Staff have seen a dramatic increase in their workloads since then. One cleaner told me he has to clean 104 doors a day – just one part of his increasing workload due to Serco leaving posts empty as staff quit. Cleaners at the Royal London Hospital, Mile End and Whipps Cross have reported that essential cleaning fluids are unavailable or have been diluted. These cleaners are having to choose to either face disciplinary action or cut corners – which could pose a serious threat to patient safety in hospitals that frequently manage cases with MRSA and C. Diff. Serco is attempting to squeeze profit from the contract by cutting their resources, but the work simply cannot be done well at the rate that is needed. Staff report a climate of bullying, intimidation and fear which is leading to high levels of stress and absence, with many cleaners already working two or three jobs to stay afloat. Now, seven months into the contract, Serco’s management team are yet to introduce themselves to staff, who have no idea who to report to when there are problems with facilities, for a serious incident or even about their own ill health.

Since 2010, all NHS staff have had their pay kept below inflation, with 1% annual pay awards. Since taking on the contract, Serco have refused to award even this to the staff at Barts Health. Emboldened by their successful defence of their paid breaks, and free of the 1% pay restraint imposed on those directly employed by the NHS, the cleaners and their Unite team put in a pay claim for 30p an hour raise – in line with inflation and cost of living increases in London. Unite estimate it would cost £800k to pay the more than a thousand staff members on the contract reasonably – a fraction of the £2.2m earnt last year by Serco’s CEO and grandson of Winston Churchill Rupert Soames.

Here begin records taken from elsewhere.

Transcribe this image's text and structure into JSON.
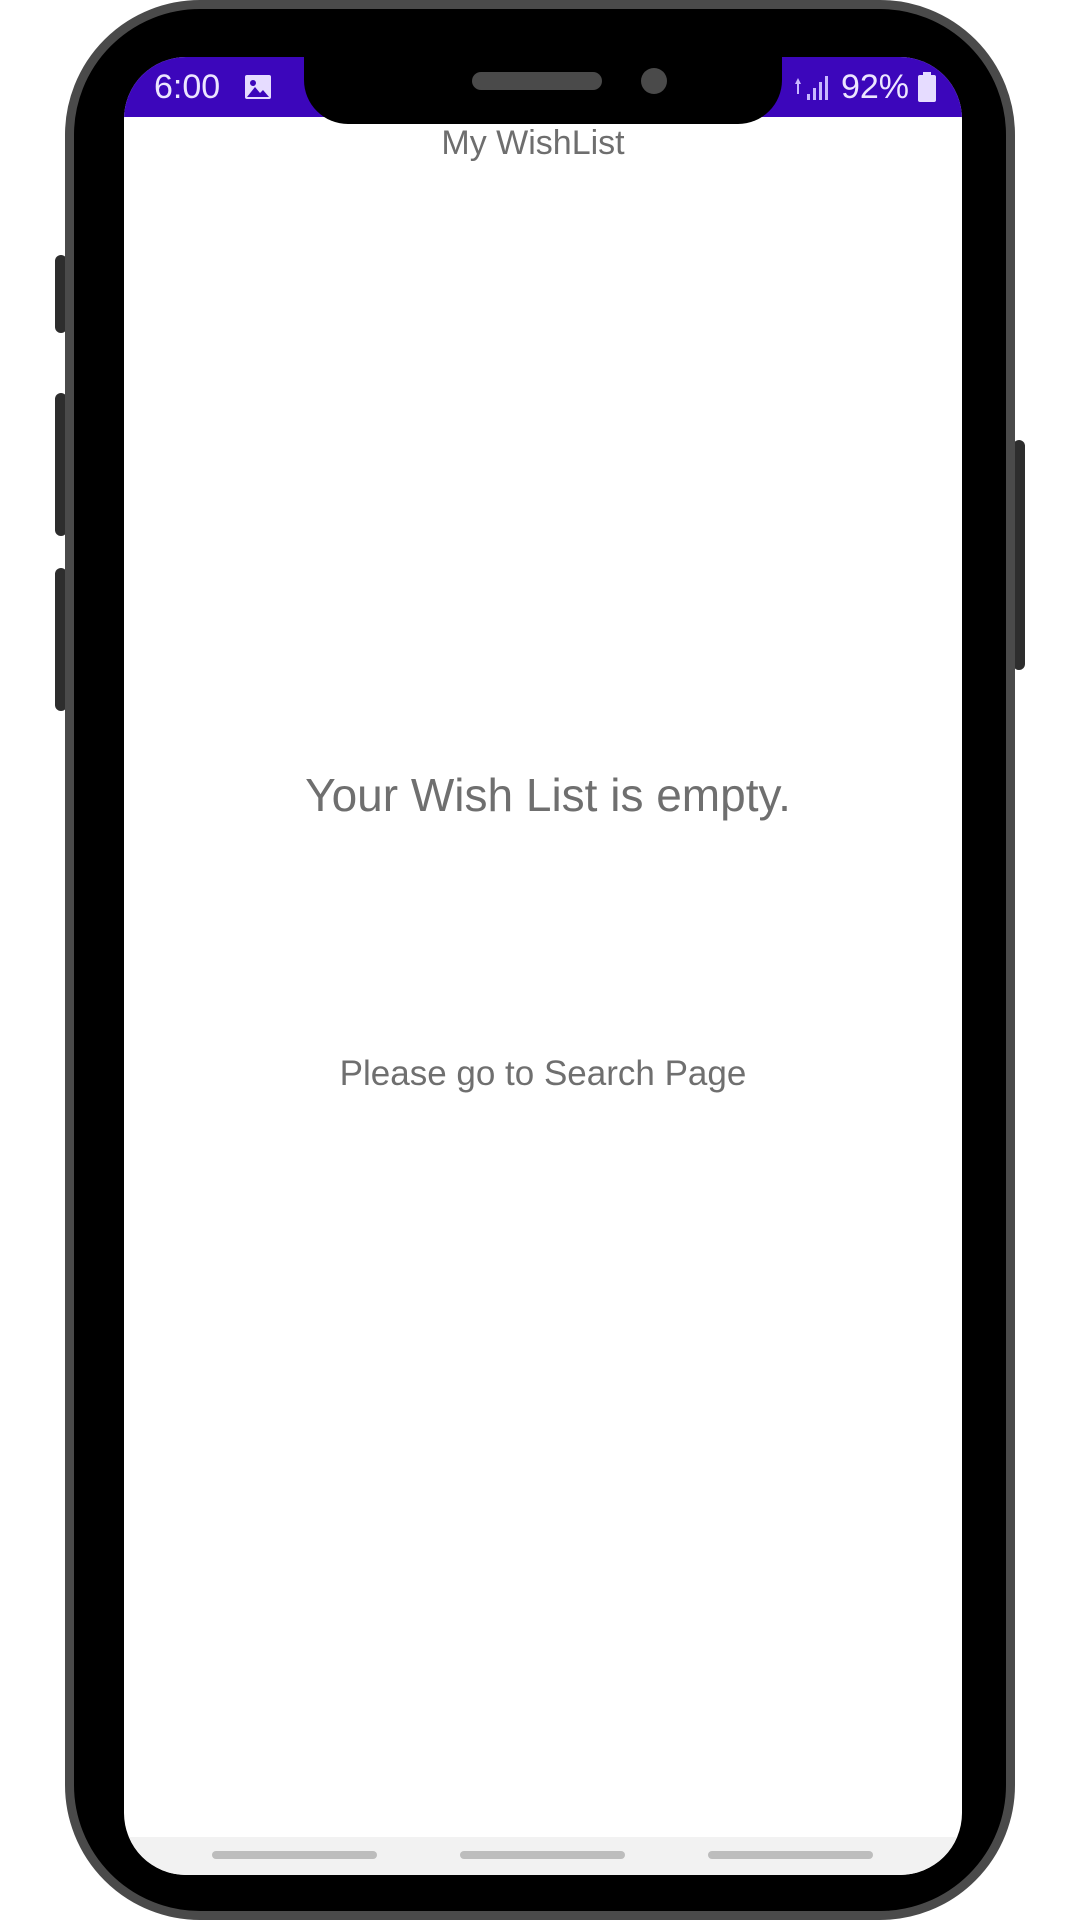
{
  "status_bar": {
    "time": "6:00",
    "battery": "92%",
    "color": "#3c06bb"
  },
  "icons": {
    "gallery": "image-icon",
    "signal": "signal-icon",
    "battery": "battery-icon"
  },
  "app": {
    "title": "My WishList"
  },
  "main": {
    "empty_message": "Your Wish List is empty.",
    "search_link": "Please go to Search Page"
  },
  "colors": {
    "text": "#6f6f6f",
    "frame": "#4a4a4a"
  }
}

Ballots went out to cleaners and porters this week, and the Unite organisers are hopeful. Inspired by the work of American organiser Jane McAlevey, who led the hugely successful statewide 2006 hospital strike in notoriously union-hostile Nevada, the Unite organisers worked with the cleaners and porters to develop a workers committee at each site. “It’s not worth building unless it’s sustainable”, one of them told me. “The workers are doing all of the canvassing for themselves – they’re leading this campaign, and it’s our job to help them to be as autonomous as possible.”

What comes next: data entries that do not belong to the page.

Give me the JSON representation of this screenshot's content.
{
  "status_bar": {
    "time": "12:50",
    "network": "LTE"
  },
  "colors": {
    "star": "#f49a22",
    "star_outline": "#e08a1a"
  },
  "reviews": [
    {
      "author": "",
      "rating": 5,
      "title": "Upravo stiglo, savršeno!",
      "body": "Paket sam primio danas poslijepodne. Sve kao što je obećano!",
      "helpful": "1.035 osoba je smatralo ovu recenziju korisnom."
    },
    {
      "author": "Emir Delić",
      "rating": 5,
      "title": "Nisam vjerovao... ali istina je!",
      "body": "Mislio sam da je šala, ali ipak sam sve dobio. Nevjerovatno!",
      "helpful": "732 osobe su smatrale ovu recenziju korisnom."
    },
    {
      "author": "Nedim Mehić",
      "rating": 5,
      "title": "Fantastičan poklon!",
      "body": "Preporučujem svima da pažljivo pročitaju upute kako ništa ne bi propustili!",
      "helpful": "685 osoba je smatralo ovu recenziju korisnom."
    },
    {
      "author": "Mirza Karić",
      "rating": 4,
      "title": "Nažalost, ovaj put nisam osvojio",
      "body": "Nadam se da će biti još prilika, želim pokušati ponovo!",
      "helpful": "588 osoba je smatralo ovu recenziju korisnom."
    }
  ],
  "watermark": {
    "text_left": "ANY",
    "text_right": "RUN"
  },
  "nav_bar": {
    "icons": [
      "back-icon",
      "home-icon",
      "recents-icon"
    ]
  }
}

Unite has recruited 1,100 new members at the trust since March, and they’re active and engaged. “This is the most exciting campaign that I’ve worked on, and it’s near universally woman led. If we can win here then not only will it put off Serco and other outsourcers from taking on contracts like this, but it will draw a line in the sand for all NHS workers – showing them what they can do with proper organisation and militancy.” The staff committee agreed to start with a one day strike, with a commitment to escalate to an indefinite strike within a fortnight if Serco do not respond to their demands.

Serco are unlikely to improve their practices without serious pressure, and the workers seem committed to their strategy, so it may fall to Barts Health’s board to intervene by both enforcing the terms of their contract and the working conditions of their staff. At the Royal London Hospital alone they’re locked into spending £2.4m a week on interest payments for the biggest hospital Private Finance Initiative (PFI) in the country, whilst taking a 17% budget cut since 2010. Cuts from the Coalition government and the shackles of PFI introduced under New Labour will put them in a bind – but it’s one they will have to break out of if they want their staff treated fairly and their hospitals clean.